Right now all I can think of is the things I want that I can't have. I want to travel, but I can't. I want to buy a camera so I can take pictures, but I can't. I want to get the hell out of Kansas but I can't.
I also want to stop feeling sorry for myself but right now I can't. I want to be able to actually believe I have been forgiven for the mistakes I made in my relationship with Dave, for the anger I did not control very well, and believe God has some kind of plan for me. I am still trying my best to seek after God and hold on to this faith thing. I bought My Utmost for His Highest and Confessions of St. Augustine the other day. I am trying to read the Bible. And trying to pray. It's so hard. Especially because it seems the only thing I can pray is "why" and "help." I just keep trying to talk to Jesus. I end up in tears most of the time. I don't understand any of this still.
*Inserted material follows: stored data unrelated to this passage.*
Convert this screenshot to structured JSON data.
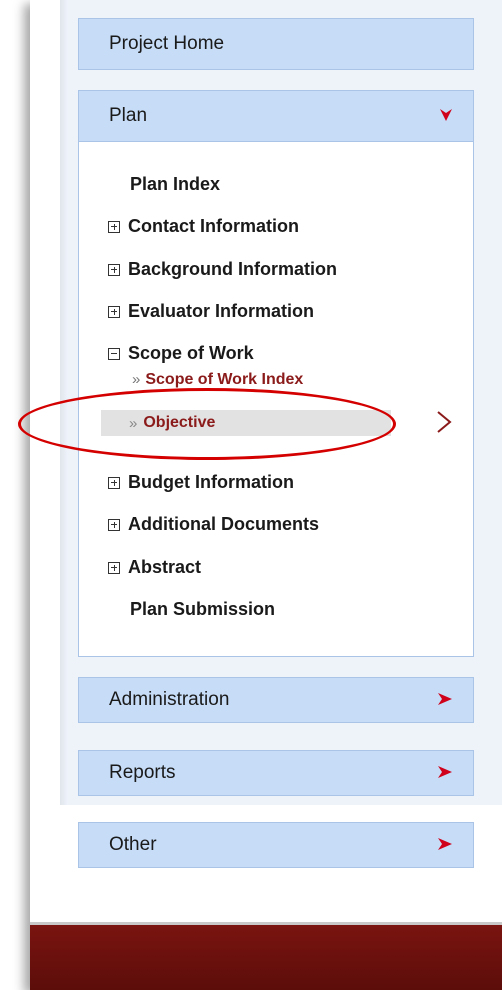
{
  "nav": {
    "project_home": "Project Home",
    "plan": {
      "label": "Plan",
      "items": [
        "Plan Index",
        "Contact Information",
        "Background Information",
        "Evaluator Information",
        "Scope of Work",
        "Budget Information",
        "Additional Documents",
        "Abstract",
        "Plan Submission"
      ],
      "scope_sub": {
        "index": "Scope of Work Index",
        "objective": "Objective"
      }
    },
    "administration": "Administration",
    "reports": "Reports",
    "other": "Other"
  },
  "colors": {
    "header_bg": "#c6dcf7",
    "arrow": "#d0021b",
    "link_dark_red": "#8b1a1a",
    "highlight": "#d40000",
    "footer": "#6a110d"
  },
  "icons": {
    "expand": "plus-box-icon",
    "collapse": "minus-box-icon",
    "down_arrow": "down-arrow-icon",
    "right_arrow": "right-arrow-icon",
    "chevron": "double-chevron-icon"
  }
}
There's a line in a Jars of Clay song that I seem to keep repeating, "I won't give up on giving you a chance to blow my mind." I've been waiting around for the last 25 years believing God is real and is somehow capable of more than I can ask for or imagine but lately. . .it seems impossible. I guess I'll go on trying to believe something good is possible. I hope soon I won't be so sad. Only 8 more months until my lease is up and I can leave. And if my mom says a lot could happen between now and June I think I may scream.